# how do I teach my 9 month old male GSD to come?



## marionwheaton (Mar 23, 2010)

My 9 month old male GSD has taken a big step back in basic obedience. He has lost his recall. I keep him on a flexi or long line unless we are in an enclosed area. Clicker training treats toys not much is working. Anyone have any suggestions?:help:


----------



## sagelfn (Aug 13, 2009)

he is most likely in that teenage butt head phase.

I would stop using the flexi leash, it doesn't give you control over him. Not sure how you taught recall the first time but I would have him on a long line, with a high value treat call him back to you. Don't give the command if you can't enforce it..reason for him being on long line. Keep things fun for him. Call him to you treat and then more play, not call him to you treat and then go inside.


----------



## MaggieRoseLee (Aug 17, 2001)

marionwheaton said:


> My 9 month old male GSD has taken a big step back in basic obedience. He has lost his recall. I keep him on a flexi or long line unless we are in an enclosed area. Clicker training treats toys not much is working. Anyone have any suggestions?:help:


Think most of us start having problems with our perfect puppies at that age.

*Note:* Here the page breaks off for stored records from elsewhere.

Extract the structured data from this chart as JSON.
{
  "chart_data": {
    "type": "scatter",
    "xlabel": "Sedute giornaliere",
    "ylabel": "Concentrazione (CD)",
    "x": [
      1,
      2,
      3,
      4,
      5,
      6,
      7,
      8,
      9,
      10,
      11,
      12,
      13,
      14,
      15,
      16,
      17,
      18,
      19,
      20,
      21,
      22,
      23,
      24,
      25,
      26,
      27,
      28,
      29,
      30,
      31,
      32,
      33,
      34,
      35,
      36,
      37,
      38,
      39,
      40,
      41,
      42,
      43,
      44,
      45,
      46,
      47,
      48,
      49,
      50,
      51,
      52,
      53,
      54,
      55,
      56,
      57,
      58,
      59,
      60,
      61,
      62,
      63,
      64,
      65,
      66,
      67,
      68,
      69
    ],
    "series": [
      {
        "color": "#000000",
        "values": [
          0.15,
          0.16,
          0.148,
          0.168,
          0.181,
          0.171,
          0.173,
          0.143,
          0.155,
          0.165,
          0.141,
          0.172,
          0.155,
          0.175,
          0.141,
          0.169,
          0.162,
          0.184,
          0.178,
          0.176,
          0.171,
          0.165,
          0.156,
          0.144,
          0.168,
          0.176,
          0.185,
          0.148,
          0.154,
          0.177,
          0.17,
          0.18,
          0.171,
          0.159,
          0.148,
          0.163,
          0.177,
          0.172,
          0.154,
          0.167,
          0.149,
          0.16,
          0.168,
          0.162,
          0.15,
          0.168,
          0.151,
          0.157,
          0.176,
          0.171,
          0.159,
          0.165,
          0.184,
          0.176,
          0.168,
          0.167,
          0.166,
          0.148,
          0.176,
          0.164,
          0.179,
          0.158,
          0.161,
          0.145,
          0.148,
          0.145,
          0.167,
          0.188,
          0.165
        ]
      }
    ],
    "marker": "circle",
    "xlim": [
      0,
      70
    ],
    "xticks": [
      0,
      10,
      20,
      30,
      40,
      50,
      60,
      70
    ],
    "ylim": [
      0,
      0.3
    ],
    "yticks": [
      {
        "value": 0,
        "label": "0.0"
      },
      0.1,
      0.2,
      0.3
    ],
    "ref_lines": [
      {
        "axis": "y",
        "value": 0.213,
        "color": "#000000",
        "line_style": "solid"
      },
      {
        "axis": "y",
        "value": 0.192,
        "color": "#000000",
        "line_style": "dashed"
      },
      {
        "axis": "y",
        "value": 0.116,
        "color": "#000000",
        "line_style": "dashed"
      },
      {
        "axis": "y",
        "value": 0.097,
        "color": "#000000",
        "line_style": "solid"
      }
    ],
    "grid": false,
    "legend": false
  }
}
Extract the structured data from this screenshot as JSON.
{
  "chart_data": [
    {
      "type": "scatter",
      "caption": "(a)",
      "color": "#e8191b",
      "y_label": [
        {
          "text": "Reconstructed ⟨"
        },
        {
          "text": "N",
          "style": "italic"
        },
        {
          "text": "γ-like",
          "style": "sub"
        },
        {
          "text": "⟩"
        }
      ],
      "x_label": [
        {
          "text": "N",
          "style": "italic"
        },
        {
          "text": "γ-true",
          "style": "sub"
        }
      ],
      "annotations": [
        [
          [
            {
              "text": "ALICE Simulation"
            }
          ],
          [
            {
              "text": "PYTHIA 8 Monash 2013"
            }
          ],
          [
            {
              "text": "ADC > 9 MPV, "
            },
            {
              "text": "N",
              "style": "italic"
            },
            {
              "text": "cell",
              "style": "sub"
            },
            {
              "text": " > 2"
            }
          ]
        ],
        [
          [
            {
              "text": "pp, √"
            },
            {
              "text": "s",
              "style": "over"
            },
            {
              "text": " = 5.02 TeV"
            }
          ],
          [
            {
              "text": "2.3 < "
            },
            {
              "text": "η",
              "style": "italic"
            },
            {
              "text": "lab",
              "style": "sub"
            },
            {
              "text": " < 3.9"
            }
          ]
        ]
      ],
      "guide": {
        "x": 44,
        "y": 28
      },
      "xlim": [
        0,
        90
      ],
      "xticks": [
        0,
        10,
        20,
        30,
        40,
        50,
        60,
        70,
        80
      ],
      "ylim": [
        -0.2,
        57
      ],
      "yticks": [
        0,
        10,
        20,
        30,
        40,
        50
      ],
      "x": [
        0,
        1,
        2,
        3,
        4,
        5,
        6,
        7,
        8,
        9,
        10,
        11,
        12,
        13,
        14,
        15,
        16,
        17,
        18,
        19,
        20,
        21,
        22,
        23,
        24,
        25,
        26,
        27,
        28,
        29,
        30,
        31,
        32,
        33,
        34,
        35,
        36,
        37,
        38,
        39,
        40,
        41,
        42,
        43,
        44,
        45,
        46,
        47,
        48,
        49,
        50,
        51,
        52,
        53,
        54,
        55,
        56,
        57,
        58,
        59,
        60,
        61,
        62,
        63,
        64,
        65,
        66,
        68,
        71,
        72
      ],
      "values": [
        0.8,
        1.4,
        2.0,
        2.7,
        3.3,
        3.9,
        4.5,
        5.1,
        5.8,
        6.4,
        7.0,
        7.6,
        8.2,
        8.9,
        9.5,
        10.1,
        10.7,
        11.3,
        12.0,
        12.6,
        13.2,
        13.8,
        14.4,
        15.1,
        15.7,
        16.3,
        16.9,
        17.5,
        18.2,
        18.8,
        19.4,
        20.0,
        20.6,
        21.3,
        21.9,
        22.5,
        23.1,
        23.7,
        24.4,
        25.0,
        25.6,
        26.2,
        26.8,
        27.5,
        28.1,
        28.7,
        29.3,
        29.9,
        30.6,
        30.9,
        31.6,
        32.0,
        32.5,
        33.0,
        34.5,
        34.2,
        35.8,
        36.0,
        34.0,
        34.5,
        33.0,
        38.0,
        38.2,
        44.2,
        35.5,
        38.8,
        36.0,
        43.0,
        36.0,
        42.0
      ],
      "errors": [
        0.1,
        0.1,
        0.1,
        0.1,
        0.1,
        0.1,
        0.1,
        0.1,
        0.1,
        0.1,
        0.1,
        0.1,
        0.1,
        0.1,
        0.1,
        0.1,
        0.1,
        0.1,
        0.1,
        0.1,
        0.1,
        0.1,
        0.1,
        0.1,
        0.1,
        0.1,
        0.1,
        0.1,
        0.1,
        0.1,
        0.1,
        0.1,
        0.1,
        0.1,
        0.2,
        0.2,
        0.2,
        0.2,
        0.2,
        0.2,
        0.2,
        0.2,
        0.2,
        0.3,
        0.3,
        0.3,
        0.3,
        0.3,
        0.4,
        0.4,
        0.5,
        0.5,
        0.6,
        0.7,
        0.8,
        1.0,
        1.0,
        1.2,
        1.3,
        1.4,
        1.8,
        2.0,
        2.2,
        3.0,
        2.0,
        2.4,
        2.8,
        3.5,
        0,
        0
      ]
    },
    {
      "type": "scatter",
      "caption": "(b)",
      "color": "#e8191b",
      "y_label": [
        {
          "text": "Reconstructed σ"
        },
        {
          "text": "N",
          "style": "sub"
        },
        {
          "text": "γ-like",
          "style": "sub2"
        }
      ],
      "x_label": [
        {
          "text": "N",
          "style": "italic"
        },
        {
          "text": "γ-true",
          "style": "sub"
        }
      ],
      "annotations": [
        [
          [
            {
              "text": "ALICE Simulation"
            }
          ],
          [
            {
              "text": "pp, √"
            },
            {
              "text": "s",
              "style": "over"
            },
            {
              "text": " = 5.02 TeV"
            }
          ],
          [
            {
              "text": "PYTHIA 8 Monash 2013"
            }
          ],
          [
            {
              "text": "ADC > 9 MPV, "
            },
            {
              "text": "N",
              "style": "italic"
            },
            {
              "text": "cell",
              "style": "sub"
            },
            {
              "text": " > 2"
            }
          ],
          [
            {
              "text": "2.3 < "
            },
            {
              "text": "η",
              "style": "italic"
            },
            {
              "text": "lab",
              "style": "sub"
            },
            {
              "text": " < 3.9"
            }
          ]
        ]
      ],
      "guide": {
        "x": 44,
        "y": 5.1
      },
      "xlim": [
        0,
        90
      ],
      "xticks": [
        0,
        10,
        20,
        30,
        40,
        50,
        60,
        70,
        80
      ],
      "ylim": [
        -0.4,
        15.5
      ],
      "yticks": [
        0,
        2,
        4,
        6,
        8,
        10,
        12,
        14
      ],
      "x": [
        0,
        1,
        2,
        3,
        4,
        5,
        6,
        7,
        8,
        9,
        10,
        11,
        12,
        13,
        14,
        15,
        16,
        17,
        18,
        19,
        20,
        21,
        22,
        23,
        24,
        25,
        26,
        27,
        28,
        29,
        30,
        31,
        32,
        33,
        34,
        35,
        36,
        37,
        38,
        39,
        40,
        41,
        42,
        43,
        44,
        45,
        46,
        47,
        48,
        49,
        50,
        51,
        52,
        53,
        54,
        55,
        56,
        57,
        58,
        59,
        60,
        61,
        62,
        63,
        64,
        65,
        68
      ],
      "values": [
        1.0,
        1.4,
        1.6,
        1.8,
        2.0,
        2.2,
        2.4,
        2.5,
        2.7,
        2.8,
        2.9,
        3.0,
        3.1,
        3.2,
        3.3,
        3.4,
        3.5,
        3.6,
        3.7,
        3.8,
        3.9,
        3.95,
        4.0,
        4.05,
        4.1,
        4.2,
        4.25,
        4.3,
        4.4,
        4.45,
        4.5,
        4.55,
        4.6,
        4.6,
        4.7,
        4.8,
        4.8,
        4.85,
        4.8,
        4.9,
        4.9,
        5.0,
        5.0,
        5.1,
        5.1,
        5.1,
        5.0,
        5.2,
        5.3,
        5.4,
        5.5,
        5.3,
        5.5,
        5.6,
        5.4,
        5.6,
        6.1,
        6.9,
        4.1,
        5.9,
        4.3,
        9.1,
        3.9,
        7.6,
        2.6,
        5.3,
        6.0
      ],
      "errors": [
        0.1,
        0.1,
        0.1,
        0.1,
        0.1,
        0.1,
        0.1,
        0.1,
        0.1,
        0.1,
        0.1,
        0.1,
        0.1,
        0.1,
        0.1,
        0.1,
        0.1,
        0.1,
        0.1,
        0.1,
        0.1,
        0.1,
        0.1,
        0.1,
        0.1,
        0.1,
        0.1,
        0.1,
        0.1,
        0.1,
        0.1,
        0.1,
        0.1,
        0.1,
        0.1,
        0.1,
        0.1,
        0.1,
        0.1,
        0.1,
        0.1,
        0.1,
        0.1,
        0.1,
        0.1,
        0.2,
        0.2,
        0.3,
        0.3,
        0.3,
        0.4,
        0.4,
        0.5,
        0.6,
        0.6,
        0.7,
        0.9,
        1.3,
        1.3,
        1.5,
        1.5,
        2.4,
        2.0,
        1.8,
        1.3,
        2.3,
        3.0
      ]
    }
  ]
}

Why the BEST thing it to start up with puppy/obedience classes. REally great to be in a safe environment, with built in distractions, while we (not the dogs, we are the problem  ) learn the necessary skills to then teach our dogs what they need to know.

Best and fastest way to get this normal issue nipped in the bud (and continue with necessary socialization) is to sign up and attend dog classes for the next 6 months or so. Nice to be able to practice during the nice spring/summer/fall weather too!


----------